Star Wars Project

Third Person Action | Tech Design | Level Design

Idea

I love Battlefront 2 and was inspired to create my own project with mechanics from the game. I chose to explore Cad Bane, a fascinating character in the Star Wars universe, as his role as a bounty hunter allowed me to craft a unique scenario.

Specifications

Engine/Tools: Unreal Engine 5, Blender, Unreal Scripting, Advanced Locomotion System (ALS).
Genre: Third Person Perspective Shooter
Reference game(s): Star Wars: Battlefront 2 (2017)


 Overview


Gameplay Mechanics

Overheating

In Battlefront 2, there's no limited ammo; instead, a mechanic causes weapons to overheat at 100% and disables shooting. During the cool down period, players can press "R" in a mini-game to instantly cool down. Failing extends it, and shooting is still disabled until it reaches 0%. "R" can be pressed anytime with <100% for cool down.

Quickdraw

Inspired by Overwatch 2's Cole Cassidy, pressing "E" marks visible enemies. Use "Left Mouse button" to execute them individually, cancel with "E" if ability is active. 6 second cooldown for canceling, 12-second cooldown for executing.

It aligns with Cad Bane's cowboy theme.

Rocket Boots

This buff allows the player to jump twice, however the second jump gives extra velocity. It wasn’t as obvious as I would imagine since I use ALS but it works as intended. I had to adapt my scripts to the system.


Tech Design

OVERHEATING

This mechanic functions like a reversed stamina bar, depleting if the player isn't shooting above 0%.
While in use, it adds heat, halting the draining process. Hitting 100% triggers an instant cooldown minigame, hitting reload button within the blue bar instantly cools down the weapon. They may also wait out the cooldown, however pressing the reload button outside of the blue bar will start over the cooldown process and take longer before player can shoot.

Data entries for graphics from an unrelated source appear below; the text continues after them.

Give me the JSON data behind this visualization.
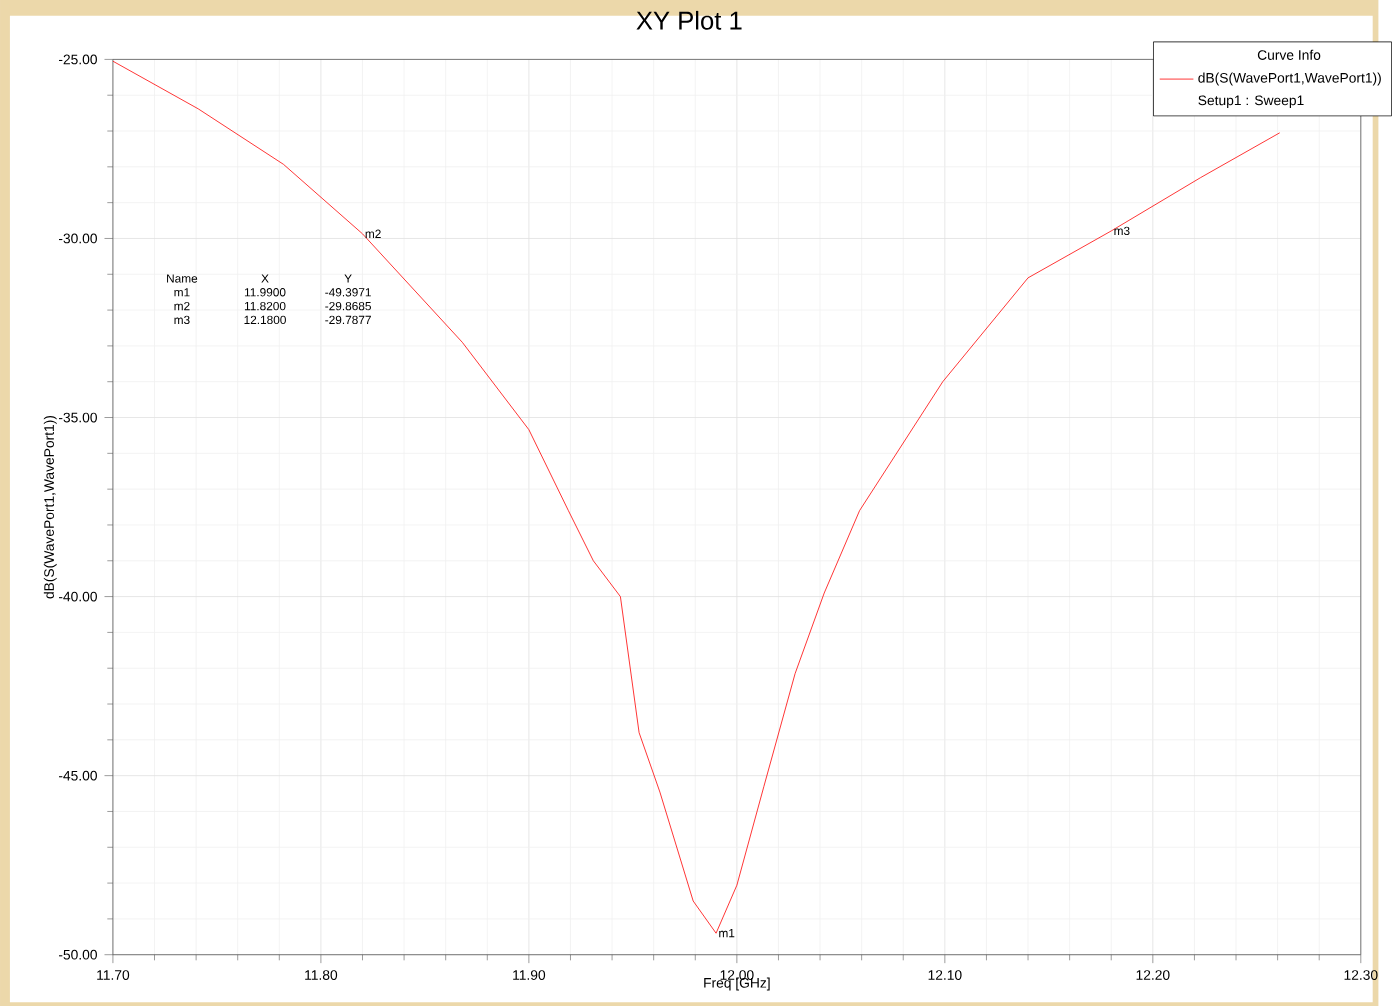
{
  "chart_data": {
    "type": "line",
    "title": "XY Plot 1",
    "xlabel": "Freq [GHz]",
    "ylabel": "dB(S(WavePort1,WavePort1))",
    "legend_title": "Curve Info",
    "series": [
      {
        "name": "dB(S(WavePort1,WavePort1))",
        "color": "#ff0000",
        "x": [
          11.7,
          11.741,
          11.782,
          11.82,
          11.868,
          11.9,
          11.919,
          11.931,
          11.944,
          11.953,
          11.963,
          11.979,
          11.99,
          12.0,
          12.013,
          12.028,
          12.042,
          12.059,
          12.099,
          12.14,
          12.18,
          12.223,
          12.261
        ],
        "values": [
          -25.05,
          -26.38,
          -27.93,
          -29.87,
          -32.9,
          -35.34,
          -37.6,
          -39.0,
          -40.0,
          -43.8,
          -45.46,
          -48.5,
          -49.4,
          -48.06,
          -45.3,
          -42.15,
          -39.9,
          -37.6,
          -34.0,
          -31.1,
          -29.79,
          -28.3,
          -27.05
        ]
      }
    ],
    "xlim": [
      11.7,
      12.3
    ],
    "ylim": [
      -50,
      -25
    ],
    "xticks": [
      {
        "value": 11.7,
        "label": "11.70"
      },
      {
        "value": 11.8,
        "label": "11.80"
      },
      {
        "value": 11.9,
        "label": "11.90"
      },
      {
        "value": 12.0,
        "label": "12.00"
      },
      {
        "value": 12.1,
        "label": "12.10"
      },
      {
        "value": 12.2,
        "label": "12.20"
      },
      {
        "value": 12.3,
        "label": "12.30"
      }
    ],
    "yticks": [
      {
        "value": -50,
        "label": "-50.00"
      },
      {
        "value": -45,
        "label": "-45.00"
      },
      {
        "value": -40,
        "label": "-40.00"
      },
      {
        "value": -35,
        "label": "-35.00"
      },
      {
        "value": -30,
        "label": "-30.00"
      },
      {
        "value": -25,
        "label": "-25.00"
      }
    ],
    "grid": true,
    "legend": "top right",
    "marker": "none",
    "line_style": "solid",
    "annotations": [
      {
        "text": "m1",
        "x": 11.99,
        "y": -49.3971
      },
      {
        "text": "m2",
        "x": 11.82,
        "y": -29.8685
      },
      {
        "text": "m3",
        "x": 12.18,
        "y": -29.7877
      },
      "Setup1 : Sweep1",
      "Name",
      "X",
      "Y",
      "m1",
      "11.9900",
      "-49.3971",
      "m2",
      "11.8200",
      "-29.8685",
      "m3",
      "12.1800",
      "-29.7877"
    ]
  }
}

The design is modular, enabling easy modification outside the script. Users can adjust variables like heat increase, drain speed, and delay duration.
Minigame threshold is customizable with min and max variables, and visuals update automatically through the widget function.

QUICKDRAW

This mechanic was the most challenging to create. After several failed attempts with a multi-line trace, I found success with a single line trace and looping until all visible enemies were hit and added to an array.

The function scans all existing enemies on a level, shoots a line trace toward each, and adds hit enemies to an array with assigned indices. A billboard component with the same index is attached to marked enemies. Enemies behind cover aren't added.

The loop continues until all enemies are assigned or not. During ability execution, we check for index 0 in the billboard array, remove it, kill the enemy, and remove index 0 from the enemy array.

This loop is dynamic; removing index 0 shifts others down, ensuring index 0 always exists. The function repeats until index 0 in the billboard array is gone.

CAMERA

The camera in ALS extremely different from what you work with in regular TPP-projects in Unreal Engine. Instead of just being a camera component inside the character BP it has its own animation blueprint with tons of settings. From different curves and floats depending on character pose, such as running, walking, crouching and so on.

The default ALS has a lag built in that makes “smoother” camera movement and this one was a bit annoying, especially when sprint-jumping while shooting, it was hard to know where you aimed so I made it less laggy by tweaking a few float values.